Many years ago, when I was building the scoring system, I thought long and hard about including analyst "buy" and "strong buy" recommendations in my scoring matrix. At that time, I was using the data supplied by Thomson-Reuters, who supplied it to TD Bank. They were then very definite about showing the stock recommendations by analysts as a "buy" or a "strong buy'. This made it easy to calculate a score. However, a few years later, they stopped separating them into two categories and only showed buy recommendations.

 

This forced me to now come up with a definition for a "strong buy". I came up with the rule that if the projected share price for an analyst’s buy recommendation was 50% higher than the current share price, this would make it a “strong buy” recommendation.  

 

There are few "strong buys". The rule now forces those who use the scoring software to take a few seconds to check the prices of each "buy" recommendation.

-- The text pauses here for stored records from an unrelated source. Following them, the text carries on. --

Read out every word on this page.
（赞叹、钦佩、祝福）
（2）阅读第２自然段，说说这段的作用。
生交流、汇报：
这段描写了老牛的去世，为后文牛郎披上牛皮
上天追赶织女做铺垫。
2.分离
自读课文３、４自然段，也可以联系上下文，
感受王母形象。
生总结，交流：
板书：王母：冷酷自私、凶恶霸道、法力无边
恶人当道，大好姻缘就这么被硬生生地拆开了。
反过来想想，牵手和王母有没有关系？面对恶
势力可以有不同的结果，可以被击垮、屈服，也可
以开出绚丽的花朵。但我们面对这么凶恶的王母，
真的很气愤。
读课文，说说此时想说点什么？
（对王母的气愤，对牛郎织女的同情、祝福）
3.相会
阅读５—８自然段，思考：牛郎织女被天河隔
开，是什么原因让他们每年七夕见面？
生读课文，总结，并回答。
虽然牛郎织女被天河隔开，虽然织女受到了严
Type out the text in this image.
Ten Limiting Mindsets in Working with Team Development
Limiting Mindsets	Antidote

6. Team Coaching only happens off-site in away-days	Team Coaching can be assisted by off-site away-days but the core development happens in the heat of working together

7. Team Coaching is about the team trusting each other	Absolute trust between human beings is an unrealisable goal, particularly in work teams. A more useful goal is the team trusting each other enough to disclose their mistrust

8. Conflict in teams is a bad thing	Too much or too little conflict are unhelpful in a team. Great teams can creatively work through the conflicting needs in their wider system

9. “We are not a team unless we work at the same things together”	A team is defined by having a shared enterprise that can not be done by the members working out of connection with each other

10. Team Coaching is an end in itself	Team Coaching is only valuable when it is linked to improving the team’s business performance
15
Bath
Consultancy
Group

However, there is now a logical explanation of what is a strong buy recommendation. This is better than just blindly accepting what each analyst used to classify as a "strong buy".

 

Further research has shown me that at best analysts are only about 50% accurate in their prediction of future share price. This does not surprise me. If they were 100% accurate in their guesses, they would be incredibly wealthy and not be working as analysts.

 

You might ask, why even include buy recommendations in a stock score? Recommendations are included because they do influence some investors to buy a stock. They cannot be ignored no matter how fuzzy and unreliable they may be. Stock buying does impact share prices.

 

The IDM stock scoring system is not only trying to predict a reliable dividend income but also that share prices will increase.

 

How analysts come up with their recommendations or why they choose to analyze some stocks and ignore others is not self-evident. They seem to concentrate their attention on stocks that are most popular with speculative investors. The popularity seems to be based on stock trading volumes. However, just because analysts ignore a stock does not necessarily mean it would not be a good stock to own. This can be seen with those stocks scoring highly without any analyst recommendations. Their recommendations are only one of the eleven factors in the stock scoring matrix. 

 

Analyst "sell" and the "hold" recommendations are ignored in the scoring system because the primary purpose of analyst recommendations is to identify buying influences. Sell and hold recommendations are no more helpful in making a buying decision then if no recommendation is being made. 

 

A "buy" recommendation can result in between 1 to 5 points in a total score, as can a "strong buy". However, fewer strong buy recommendations increase the score higher than just a regular buy recommendation. To see exactly how the scoring system works go to one of my books.

 

There probably is no such thing as a perfect scoring system but as imperfect as any measuring system may be, as long as the data is scored, in a consistent manner, it allows you to compare the potential of one stock with another. This then allows you sort what is being considered by desirability. 

 

 What I have learned from the scoring system is that stocks paying higher dividends usually have lower scores than stocks paying lower dividend yields.  In your portfolio of 20 stocks you need both higher and lower scoring stocks to arrive at  a safe balance that will give you a consistent “good” dividend return and protect you from those odd stocks that deviate significantly  from their historical positive patterns.